Christmas at the Riverview Inn
Page 19
“It’s not funny!” Dom cried, making everything worse by touching it. “How do I get this out?”
“Cut it!” Max said with a straight face.
Dom gasped like a scandalized eighty-year old. “Never.”
“It’s just hair,” Josie said.
“To you,” he said.
“What is it to you?” Josie asked. “A crown?”
“Hockey hair,” Max whispered. “He’s been growing it out so that it blows behind him from underneath his helmet when he skates.”
“That’s why he’s growing a mullet?” Josie asked. “I thought he just didn’t realize how bad it looks.”
“This isn’t funny!” Dom yelled and then climbed into the truck and shut the door.
“It’s really funny,” Max said. “The kid went from not showering to, like, Hair Care King in the span of a week. Your mom still has whiplash. Come on,” he said, tugging on the tree they’d just chopped down. “Help me pull this to the truck.”
The bigger tree was already tied down and strapped to the truck. The smaller tree was soon wedged into the truck bed underneath the larger one.
Josie helped slam the truck gate and then braced herself, panting, against it.
“You need to get in shape,” Max said.
“I am in shape,” Josie cried. “Do you have any idea how many miles I walk in a day?”
“That’s city shape. You need to get in country shape.”
Josie rolled her eyes at him, but when she straightened up, her back protesting, she thought he might have a point. She pulled in big breaths of air that smelled so much like pine it left a taste in the back of her throat.
“Remember when Mom and I first moved here?” she asked.
“Of course.” He pulled off his gloves. They were new ones, a present from Josie on his birthday. She gave him a new pair every year. It was a thing. She remembered suddenly the feel of her small hands inside of his gloves the first winter that she and Mom had been here. The soft rawhide and the warmth. They were just gloves on a cold day, but they’d made her feel so safe.
And her giving him gloves every year was a thank-you for that feeling. For making her and Mom safe. For loving them so well.
“You were building the shed. And you let me work with you even though it freaked Mom out,” Josie said.
“You and I both needed to do something or we were going to lose our minds.”
“Well…” She shot him an arch look, indicating he’d already lost his mind.
“Fair,” he said with a smile.
“It was…it was the nicest thing anyone had done for me,” she told him.
“Josie,” he whispered, and Josie smiled.
“Have I said thank you?” she asked.
“Yes.”
“Well, thank you again.”
“It’s me that needs to thank you,” Max said. “You’re an adult now, so maybe you’ll understand it better or from a different angle, but…you saved me, too, kid.”
“Well, Mom—”
“You.”
“No crying, Max.” He probably wasn’t going to, but she smiled at him because she felt her own tears threaten.
They got into the truck, Dom in the back seat, having forgotten his hair emergency, seemed to be sound asleep. It was remarkable, all the things a teenage boy could do.
Max sat in the driver’s seat, his hands on the wheel. But he didn’t start the truck.
“What’s wrong?” Josie asked, her breath making plumes in the cold air.
“I know what I’m going to say isn’t going to make a difference. And I know that because nothing will make a difference until you decide that it will.”
Oh lord. Could he be any more Max?
“Max—”
He looked over at her and she stared straight out the window, not wanting to meet his eyes. To see what he so badly wanted her to see. “It’s not your fault Cameron left. It’s mine.”
Max had tried this before. To explain his anger when he found Cameron kissing her on her bed. Cameron’s hand on her knee, Josie so bombed.
He’d pushed Cameron out the door. And Cameron, embarrassed and desperate to make the Mitchell family happy, had gone.
But none of that would have happened if she hadn’t instigated the whole thing.
And it didn’t change the fact that Cameron hadn’t answered a single one of her emails. Or calls.
His voice was low and it was him—her found father. The man she’d decided to love as a father.

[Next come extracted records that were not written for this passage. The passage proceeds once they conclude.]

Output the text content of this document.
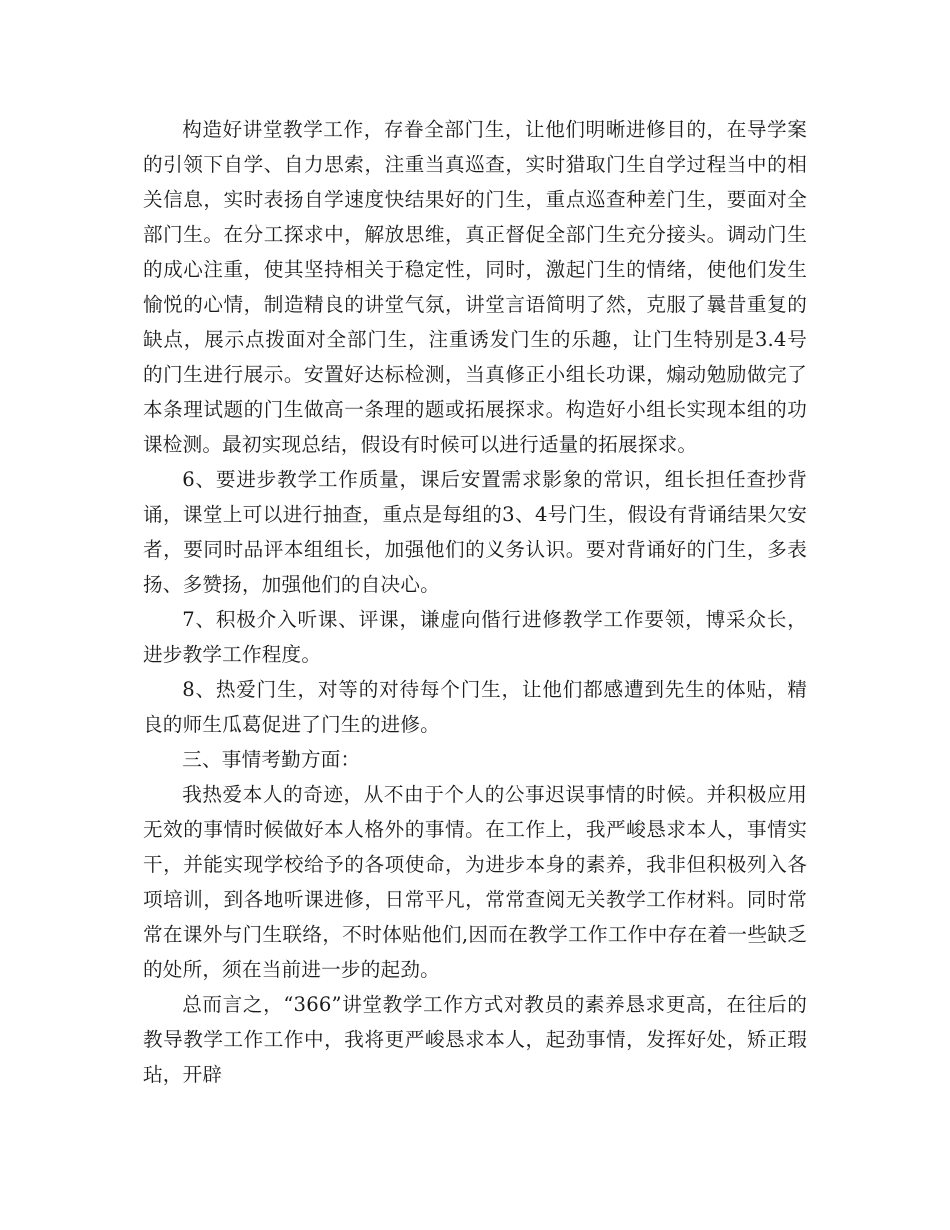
构造好讲堂教学工作，存眷全部门生，让他们明晰进修目的，在导学案的引领下自学、自力思索，注重当真巡查，实时猎取门生自学过程当中的相关信息，实时表扬自学速度快结果好的门生，重点巡查种差门生，要面对全部门生。在分工探求中，解放思维，真正督促全部门生充分接头。调动门生的成心注重，使其坚持相关于稳定性，同时，激起门生的情绪，使他们发生愉悦的心情，制造精良的讲堂气氛，讲堂言语简明了然，克服了曩昔重复的缺点，展示点拨面对全部门生，注重诱发门生的乐趣，让门生特别是3.4号的门生进行展示。安置好达标检测，当真修正小组长功课，煽动勉励做完了本条理试题的门生做高一条理的题或拓展探求。构造好小组长实现本组的功课检测。最初实现总结，假设有时候可以进行适量的拓展探求。

6、要进步教学工作质量，课后安置需求影象的常识，组长担任查抄背诵，课堂上可以进行抽查，重点是每组的3、4号门生，假设有背诵结果欠安者，要同时品评本组组长，加强他们的义务认识。要对背诵好的门生，多表扬、多赞扬，加强他们的自决心。

7、积极介入听课、评课，谦虚向偕行进修教学工作要领，博采众长，进步教学工作程度。

8、热爱门生，对等的对待每个门生，让他们都感遭到先生的体贴，精良的师生瓜葛促进了门生的进修。

三、事情考勤方面：

我热爱本人的奇迹，从不由于个人的公事迟误事情的时候。并积极应用无效的事情时候做好本人格外的事情。在工作上，我严峻恳求本人，事情实干，并能实现学校给予的各项使命，为进步本身的素养，我非但积极列入各项培训，到各地听课进修，日常平凡，常常查阅无关教学工作材料。同时常常在课外与门生联络，不时体贴他们,因而在教学工作工作中存在着一些缺乏的处所，须在当前进一步的起劲。

总而言之，“366”讲堂教学工作方式对教员的素养恳求更高，在往后的教导教学工作工作中，我将更严峻恳求本人，起劲事情，发挥好处，矫正瑕玷，开辟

It had been a choice on her part as much as it was on Max’s part to love her like a daughter and the power of that…it was life-changing.
“You know it’s not that simple,” she said.
“Well, it’s also not as simple as it all being your fault.”
“I know.”
“Then why haven’t you been back?”
“Work. Life. I mean…I’m kind of a big deal.” She made it a joke, hoping he’d laugh and tease her.
His silence stretched and stretched, and she knew this game of his. This silent waiting game. When she was a teenager and had come home late for curfew or smelling of beer or some other teenage infraction, Mom would lose her shit all over the place. They’d yell and push each other’s buttons until it was just total pandemonium. And then once Josie had been sent to her room, Max would wait a few minutes and come up and just…stand in the doorway. Silently waiting for her to talk. And she would yell and yell and then cry…and then ultimately…she would talk.